At one of Jon Levy’s house parties you could find yourself, as we recently did, making fajitas with Grammy-nominated singer-songwriter Regina Spektor and leading snake venom expert Zoltan Takacs before watching live presentations from Bill Nye the Science Guy and break-dancing pioneer Richard “Crazy Legs” Colón.

A Master Networker Shares His Top 20 Networking Tips – Richard Feloni, Business Insider (27 January 2015)

O-kay. Not sure why that irritates me so but it does and I’m man enough to be open about it even as I tell you I’m a fan of Regina Spektor, I’ve only heard of Bill Nye the Science Guy via The Big Bang Theory and I’ve no idea who the break dancer is.

Nonetheless, Business Insider was happy to be in this party and I wasn’t invited, so what do I know?
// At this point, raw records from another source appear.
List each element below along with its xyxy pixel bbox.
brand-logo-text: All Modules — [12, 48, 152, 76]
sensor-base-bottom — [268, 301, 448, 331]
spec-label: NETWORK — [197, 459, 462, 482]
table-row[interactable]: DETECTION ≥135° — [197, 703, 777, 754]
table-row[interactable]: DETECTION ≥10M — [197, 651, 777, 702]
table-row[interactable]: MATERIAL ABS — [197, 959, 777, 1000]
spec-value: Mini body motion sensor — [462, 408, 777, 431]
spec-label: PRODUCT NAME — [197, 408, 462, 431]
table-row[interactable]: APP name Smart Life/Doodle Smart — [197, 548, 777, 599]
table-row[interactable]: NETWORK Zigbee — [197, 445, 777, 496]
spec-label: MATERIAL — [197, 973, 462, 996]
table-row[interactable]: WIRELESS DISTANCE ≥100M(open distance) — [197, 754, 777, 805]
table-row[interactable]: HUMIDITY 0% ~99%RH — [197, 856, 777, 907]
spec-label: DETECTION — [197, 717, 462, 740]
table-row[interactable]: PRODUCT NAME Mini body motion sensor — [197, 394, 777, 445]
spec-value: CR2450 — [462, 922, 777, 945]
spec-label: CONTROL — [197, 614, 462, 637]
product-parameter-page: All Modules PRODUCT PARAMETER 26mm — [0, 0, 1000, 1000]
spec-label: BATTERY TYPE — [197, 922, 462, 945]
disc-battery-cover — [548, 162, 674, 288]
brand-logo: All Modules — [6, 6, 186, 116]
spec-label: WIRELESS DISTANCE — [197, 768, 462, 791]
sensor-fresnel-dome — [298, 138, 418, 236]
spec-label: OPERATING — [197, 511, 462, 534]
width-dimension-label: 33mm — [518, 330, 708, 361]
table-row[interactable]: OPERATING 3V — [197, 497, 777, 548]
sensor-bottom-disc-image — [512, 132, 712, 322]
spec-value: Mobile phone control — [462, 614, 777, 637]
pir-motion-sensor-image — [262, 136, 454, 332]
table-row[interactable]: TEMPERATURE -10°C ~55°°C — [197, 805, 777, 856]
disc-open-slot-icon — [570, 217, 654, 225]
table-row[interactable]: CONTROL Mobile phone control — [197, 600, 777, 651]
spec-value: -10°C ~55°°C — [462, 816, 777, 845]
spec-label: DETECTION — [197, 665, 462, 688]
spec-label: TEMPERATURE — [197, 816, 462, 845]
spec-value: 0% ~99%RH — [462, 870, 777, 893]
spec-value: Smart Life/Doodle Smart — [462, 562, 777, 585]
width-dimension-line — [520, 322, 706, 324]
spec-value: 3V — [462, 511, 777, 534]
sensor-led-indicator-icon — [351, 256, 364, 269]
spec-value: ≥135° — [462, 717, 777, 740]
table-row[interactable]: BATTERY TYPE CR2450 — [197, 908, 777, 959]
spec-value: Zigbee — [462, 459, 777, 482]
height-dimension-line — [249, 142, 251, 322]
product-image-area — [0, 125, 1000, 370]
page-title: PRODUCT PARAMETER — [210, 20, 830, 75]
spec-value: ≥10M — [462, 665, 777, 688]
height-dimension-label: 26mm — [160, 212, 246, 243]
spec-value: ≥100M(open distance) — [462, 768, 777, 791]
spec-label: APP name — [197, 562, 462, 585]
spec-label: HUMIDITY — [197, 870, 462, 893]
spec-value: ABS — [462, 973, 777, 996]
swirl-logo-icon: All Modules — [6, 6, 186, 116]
I know that it wasn’t a casual get together, it was a show: Levy runs what he calls Salons for getting people together. That feels contrived and artificial to me because it’s contrived and artificial. But among the things Business Insider got out of Levy there are some undeniably good ideas, if crouched in corporate-speak:

[You] should be thinking of how you can add value to a potential connection without expecting anything in return, at least immediately. Levy is a proponent of Wharton professor — and Influencers member — Adam Grant’s theory on “givers,” those who seek out opportunities to help people they respect and appreciate. “If you’re a giver, then you build quality relationships, and with those relationships you’re exposed to opportunity over the long term,” Grant told Business Insider last year. “You actually increase your own luck so far as you contribute things to other people.

I can’t disagree: when I’ve done things for people just to be a mensch, it has often led to things for myself later on. I just think that if I went in expecting that, doing something nice becomes less nice. Plus, it is just exciting to see two people you’ve introduced go off to do something brilliant together. Isn’t that enough?

It’s not network leverage, it’s being a mensch. So, okay, I have the kind of wet and liberal arts mind that means I have to translate corporate-speak into Yiddish, but in principle I agree with Levy on this one. I just don’t on this:

“When people ask me what I do, I try to be a little elusive just to create some interest. So I tell people I spend most of my life trying to convince people to cook me dinner. Which is true,” he says, laughing. “A lot of my time is really spent around logistics, phone calls, and emails and all that. But the benefit of [my introduction] is that it sounds so different and then it’s much easier to connect.”

I haven’t just walked away from him but my mind’s switched off. If you ask me what I do, I tell you I’m a writer and then we can get on to what you do and what you care about. I know all about me, I was there, I saw me do it, I have zero interest in tricking you into hearing my CV, I have full and complete interest in knowing about you.

All of which is, I think, a slow way of saying that there’s this article about a right article who does networking and that with some caution, you might like to read it. I could’ve just said that, couldn’t I?